Now, as a candidate for Congress, Casar wants to put his trust in the fact that progressive politics can be promoted through profound organization. Casar announced Thursday he will run in District 35 to get a seat that occupies part of Austin and runs down a corridor to San Antonio. Progressive Democrat Lloyd Doggett has represented the district for years. But, according to a new map created by Texas lawmakers based on the 2020 census, Doggett will now be serving in the 37th district in Austin. Both seats are solidly Democratic and the race for the vacant seat in 35th is likely to attract a number of major contenders.
Casar is jumping in early in the Congressional race at a time when Democrats are struggling to resent Tuesday’s out-of-year election results, which saw the party suffer major setbacks in a number of states. There are plenty of political insiders and media experts out there telling the Democrats that the party’s problem is that it has moved too far left on topics ranging from the climate crisis to criminal law reform. But, as Casar pointed out, this is not the time for cautious politics.
The way to fight the rights, he explains, is with a bold progressivism that recognizes the need for legislation and Grassroots work advocates economic, social and racial justice in a state where right-wing politicians attack workers’ rights, reproductive rights and local democracy.
To this end, he launched his campaign as an ardent supporter of Medicare for All, the Green New Deal, comprehensive immigration reform, strong unions and abortion rights. He enters the race with the support of district elected officials, former Senator and Gubernatorial candidate Wendy Davis, and the National Working Families Party. “Greg Casar is a working family champion on Austin City Council. Now is the time to bring the fight to the halls of Congress, ”said Maurice Mitchell, National Director of the WFP. “Progressives in Congress need all the support they can get to get through a big, bold agenda that works for the working people and shows that the government can work for the many.”
For Casar, base organization is an integral part of the equation. “The victories that mean the most are fought for together,” explains Casar, who promises: “We will talk to the people in front of the door, motivate and inspire them.”
Casar sees his bid for Congress as an extension of his work in Austin and across Texas, arguing, “We have to change the state of Texas, but for that we need a representation in Washington that works with a clear mind on national issues like it is on Texans impact. ”

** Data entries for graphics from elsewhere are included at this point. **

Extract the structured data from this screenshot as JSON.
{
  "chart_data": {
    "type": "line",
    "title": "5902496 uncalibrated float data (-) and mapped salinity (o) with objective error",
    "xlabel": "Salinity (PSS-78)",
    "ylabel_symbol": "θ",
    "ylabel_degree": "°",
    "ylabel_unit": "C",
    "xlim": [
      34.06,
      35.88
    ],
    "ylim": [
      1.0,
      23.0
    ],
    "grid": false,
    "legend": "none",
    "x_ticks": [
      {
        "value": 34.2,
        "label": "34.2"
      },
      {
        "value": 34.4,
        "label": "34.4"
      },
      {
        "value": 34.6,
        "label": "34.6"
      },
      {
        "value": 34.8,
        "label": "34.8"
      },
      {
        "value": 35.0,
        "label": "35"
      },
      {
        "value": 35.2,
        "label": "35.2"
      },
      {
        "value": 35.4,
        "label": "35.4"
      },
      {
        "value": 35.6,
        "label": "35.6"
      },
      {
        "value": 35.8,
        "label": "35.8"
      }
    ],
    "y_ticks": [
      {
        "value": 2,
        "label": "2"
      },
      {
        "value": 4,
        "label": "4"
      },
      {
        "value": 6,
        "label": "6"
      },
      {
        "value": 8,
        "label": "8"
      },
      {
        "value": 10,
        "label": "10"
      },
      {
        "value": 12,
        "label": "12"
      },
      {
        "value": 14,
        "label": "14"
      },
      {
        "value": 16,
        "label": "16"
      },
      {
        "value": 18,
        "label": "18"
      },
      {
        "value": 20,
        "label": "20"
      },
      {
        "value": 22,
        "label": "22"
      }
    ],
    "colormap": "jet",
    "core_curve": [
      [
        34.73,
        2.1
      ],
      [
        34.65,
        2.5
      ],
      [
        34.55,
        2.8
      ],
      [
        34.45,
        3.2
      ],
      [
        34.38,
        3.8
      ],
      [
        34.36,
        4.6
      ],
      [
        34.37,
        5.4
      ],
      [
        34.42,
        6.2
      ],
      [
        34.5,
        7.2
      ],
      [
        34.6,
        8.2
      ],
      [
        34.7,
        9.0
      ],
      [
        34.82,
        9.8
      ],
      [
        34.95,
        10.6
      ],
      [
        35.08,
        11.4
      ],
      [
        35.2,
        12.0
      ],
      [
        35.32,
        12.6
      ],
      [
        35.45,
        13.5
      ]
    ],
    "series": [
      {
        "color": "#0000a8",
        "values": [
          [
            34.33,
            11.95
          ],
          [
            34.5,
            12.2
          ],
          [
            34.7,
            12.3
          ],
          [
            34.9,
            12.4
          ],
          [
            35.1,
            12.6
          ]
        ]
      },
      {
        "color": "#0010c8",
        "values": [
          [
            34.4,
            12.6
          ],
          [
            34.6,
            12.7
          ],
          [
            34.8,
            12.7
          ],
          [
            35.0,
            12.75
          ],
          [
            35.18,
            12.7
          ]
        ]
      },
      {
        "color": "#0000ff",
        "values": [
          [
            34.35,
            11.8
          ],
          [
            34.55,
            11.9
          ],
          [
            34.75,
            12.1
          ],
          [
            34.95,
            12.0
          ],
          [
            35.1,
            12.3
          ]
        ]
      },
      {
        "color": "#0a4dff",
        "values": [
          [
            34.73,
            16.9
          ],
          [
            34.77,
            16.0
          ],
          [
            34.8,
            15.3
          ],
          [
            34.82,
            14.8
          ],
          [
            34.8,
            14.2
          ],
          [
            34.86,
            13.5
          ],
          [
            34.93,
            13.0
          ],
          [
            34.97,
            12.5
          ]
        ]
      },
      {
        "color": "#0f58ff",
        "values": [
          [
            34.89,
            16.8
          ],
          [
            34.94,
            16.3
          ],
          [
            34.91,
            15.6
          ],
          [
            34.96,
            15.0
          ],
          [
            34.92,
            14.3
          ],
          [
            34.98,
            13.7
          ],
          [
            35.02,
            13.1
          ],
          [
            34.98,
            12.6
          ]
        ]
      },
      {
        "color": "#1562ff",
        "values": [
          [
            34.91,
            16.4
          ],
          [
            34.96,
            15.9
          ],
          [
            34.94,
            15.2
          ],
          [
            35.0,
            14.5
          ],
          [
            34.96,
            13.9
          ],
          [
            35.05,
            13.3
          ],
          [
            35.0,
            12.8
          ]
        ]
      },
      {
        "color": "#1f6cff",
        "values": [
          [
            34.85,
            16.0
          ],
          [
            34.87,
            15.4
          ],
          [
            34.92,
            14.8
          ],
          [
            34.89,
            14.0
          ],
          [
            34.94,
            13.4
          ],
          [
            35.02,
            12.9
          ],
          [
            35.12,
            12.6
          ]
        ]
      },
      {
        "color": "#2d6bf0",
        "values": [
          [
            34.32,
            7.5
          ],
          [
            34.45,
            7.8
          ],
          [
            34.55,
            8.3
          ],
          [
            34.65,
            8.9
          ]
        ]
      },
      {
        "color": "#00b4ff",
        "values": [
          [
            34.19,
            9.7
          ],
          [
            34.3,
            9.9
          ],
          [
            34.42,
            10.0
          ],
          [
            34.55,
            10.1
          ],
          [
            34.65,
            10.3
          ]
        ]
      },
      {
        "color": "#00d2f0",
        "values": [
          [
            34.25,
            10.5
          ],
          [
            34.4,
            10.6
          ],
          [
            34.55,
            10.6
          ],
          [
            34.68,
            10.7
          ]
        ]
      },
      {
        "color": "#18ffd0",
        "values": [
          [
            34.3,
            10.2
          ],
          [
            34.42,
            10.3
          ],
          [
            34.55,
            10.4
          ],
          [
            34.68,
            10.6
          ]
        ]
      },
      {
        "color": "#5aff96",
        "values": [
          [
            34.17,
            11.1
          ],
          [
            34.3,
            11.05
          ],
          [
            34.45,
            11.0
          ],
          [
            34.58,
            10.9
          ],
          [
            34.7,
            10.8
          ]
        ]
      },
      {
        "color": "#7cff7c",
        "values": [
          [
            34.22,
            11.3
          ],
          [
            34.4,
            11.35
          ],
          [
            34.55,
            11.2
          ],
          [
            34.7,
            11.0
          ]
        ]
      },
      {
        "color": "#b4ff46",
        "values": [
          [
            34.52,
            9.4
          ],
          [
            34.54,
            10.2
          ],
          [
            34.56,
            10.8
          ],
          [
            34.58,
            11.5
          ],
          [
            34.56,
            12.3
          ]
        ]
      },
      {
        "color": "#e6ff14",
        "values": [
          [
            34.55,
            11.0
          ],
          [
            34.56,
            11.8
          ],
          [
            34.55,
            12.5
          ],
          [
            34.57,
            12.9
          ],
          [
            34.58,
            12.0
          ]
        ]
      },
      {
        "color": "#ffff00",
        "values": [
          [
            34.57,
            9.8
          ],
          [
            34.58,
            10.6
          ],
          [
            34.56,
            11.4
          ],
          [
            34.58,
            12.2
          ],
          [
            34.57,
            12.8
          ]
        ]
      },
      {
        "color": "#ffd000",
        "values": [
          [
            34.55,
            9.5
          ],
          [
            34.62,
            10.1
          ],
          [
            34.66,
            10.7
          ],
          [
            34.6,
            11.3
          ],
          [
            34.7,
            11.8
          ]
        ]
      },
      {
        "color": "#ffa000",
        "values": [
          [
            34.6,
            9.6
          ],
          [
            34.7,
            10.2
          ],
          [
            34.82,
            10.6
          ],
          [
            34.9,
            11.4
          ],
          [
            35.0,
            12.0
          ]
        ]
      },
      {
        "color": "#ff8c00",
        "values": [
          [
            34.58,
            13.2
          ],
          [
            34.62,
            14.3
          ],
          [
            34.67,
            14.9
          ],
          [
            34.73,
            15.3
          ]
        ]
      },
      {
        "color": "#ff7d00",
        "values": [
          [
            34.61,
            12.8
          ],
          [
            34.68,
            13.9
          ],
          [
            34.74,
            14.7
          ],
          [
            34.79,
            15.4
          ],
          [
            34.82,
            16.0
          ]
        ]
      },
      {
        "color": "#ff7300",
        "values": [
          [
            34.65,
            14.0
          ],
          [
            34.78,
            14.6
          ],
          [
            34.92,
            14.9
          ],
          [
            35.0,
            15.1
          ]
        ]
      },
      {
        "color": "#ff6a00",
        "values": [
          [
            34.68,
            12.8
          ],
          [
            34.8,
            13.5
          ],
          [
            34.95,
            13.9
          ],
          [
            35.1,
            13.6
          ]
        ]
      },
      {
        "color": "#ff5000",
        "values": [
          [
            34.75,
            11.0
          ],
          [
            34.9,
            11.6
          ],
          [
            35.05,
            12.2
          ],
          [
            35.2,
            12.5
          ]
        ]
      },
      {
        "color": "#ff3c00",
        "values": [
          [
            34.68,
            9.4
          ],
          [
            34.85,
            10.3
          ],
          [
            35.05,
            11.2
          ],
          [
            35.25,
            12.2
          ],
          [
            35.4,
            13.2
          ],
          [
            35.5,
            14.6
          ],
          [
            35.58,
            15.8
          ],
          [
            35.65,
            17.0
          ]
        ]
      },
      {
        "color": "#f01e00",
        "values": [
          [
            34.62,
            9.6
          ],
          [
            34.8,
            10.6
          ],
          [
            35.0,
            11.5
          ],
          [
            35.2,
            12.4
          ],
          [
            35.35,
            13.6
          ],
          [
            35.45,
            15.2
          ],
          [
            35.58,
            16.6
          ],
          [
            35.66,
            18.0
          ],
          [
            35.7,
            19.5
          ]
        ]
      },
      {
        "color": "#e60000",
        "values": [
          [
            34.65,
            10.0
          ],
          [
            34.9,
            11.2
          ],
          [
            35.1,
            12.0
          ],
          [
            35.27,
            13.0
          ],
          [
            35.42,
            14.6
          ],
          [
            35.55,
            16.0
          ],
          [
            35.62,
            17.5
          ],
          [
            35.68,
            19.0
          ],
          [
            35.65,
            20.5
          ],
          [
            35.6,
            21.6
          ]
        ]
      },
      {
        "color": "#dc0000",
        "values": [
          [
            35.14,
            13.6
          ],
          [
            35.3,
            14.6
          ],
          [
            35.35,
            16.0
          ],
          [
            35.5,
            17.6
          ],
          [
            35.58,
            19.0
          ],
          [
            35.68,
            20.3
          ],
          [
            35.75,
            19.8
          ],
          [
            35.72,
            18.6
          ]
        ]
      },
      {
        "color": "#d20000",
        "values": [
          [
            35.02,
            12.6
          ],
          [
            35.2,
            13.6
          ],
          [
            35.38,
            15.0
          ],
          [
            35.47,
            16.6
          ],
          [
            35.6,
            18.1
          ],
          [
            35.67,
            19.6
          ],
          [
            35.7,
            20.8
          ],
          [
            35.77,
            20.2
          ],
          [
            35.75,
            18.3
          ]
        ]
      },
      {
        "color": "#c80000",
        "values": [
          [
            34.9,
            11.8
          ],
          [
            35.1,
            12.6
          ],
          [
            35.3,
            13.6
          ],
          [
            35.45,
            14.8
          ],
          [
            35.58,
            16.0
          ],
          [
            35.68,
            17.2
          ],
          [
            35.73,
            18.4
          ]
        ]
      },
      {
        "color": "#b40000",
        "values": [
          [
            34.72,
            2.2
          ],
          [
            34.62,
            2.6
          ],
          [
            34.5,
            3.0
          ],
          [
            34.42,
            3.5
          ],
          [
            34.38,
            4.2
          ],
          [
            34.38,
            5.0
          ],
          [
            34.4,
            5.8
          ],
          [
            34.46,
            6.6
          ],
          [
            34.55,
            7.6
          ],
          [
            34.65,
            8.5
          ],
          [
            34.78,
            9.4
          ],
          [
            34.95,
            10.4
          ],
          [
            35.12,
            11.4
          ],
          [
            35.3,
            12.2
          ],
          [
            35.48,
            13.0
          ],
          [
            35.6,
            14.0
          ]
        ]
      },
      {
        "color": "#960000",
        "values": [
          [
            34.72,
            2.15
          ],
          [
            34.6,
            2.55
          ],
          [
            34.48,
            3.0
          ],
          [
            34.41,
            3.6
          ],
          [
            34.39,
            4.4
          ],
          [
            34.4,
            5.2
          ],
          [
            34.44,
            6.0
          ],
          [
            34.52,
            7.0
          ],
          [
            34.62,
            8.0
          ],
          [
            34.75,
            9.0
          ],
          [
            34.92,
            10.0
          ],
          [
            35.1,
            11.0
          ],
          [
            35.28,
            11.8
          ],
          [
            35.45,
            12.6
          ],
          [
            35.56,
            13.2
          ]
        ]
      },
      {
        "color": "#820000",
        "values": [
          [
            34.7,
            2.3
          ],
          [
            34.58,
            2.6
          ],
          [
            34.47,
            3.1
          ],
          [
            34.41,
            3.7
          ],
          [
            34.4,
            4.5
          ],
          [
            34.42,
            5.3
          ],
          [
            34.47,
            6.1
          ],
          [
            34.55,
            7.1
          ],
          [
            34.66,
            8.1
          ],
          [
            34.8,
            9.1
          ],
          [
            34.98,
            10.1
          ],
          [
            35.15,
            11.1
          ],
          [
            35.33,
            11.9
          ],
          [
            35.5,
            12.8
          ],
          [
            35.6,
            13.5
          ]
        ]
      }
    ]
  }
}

Take the voting rights besieged by the Texas legislature. As a member of Congress, Casar says he would bring struggles to enforce democracy reforms like the For the People Act and the John Lewis Voting Rights Advancement Act with a sense of urgency. However, understanding that the political make-up of Congress can block progressive laws, he says he will be in his 35th birthday. would continue to organize in Austin and other communitiesNS District – work on the ground to register new voters and get them to the polls. “From my first election in 2014 to my re-election in 2020, we’ve doubled the turnout in my city council district,” he said. “That’s what Republicans fear.”
The constant focus on organizing is demanding. But as Casar said, “We are best when we stop talking about what we can’t and start working on what we have to do.” That advice should be heeded more than ever for Texas and national Democrats facing a daunting 2022 election cycle.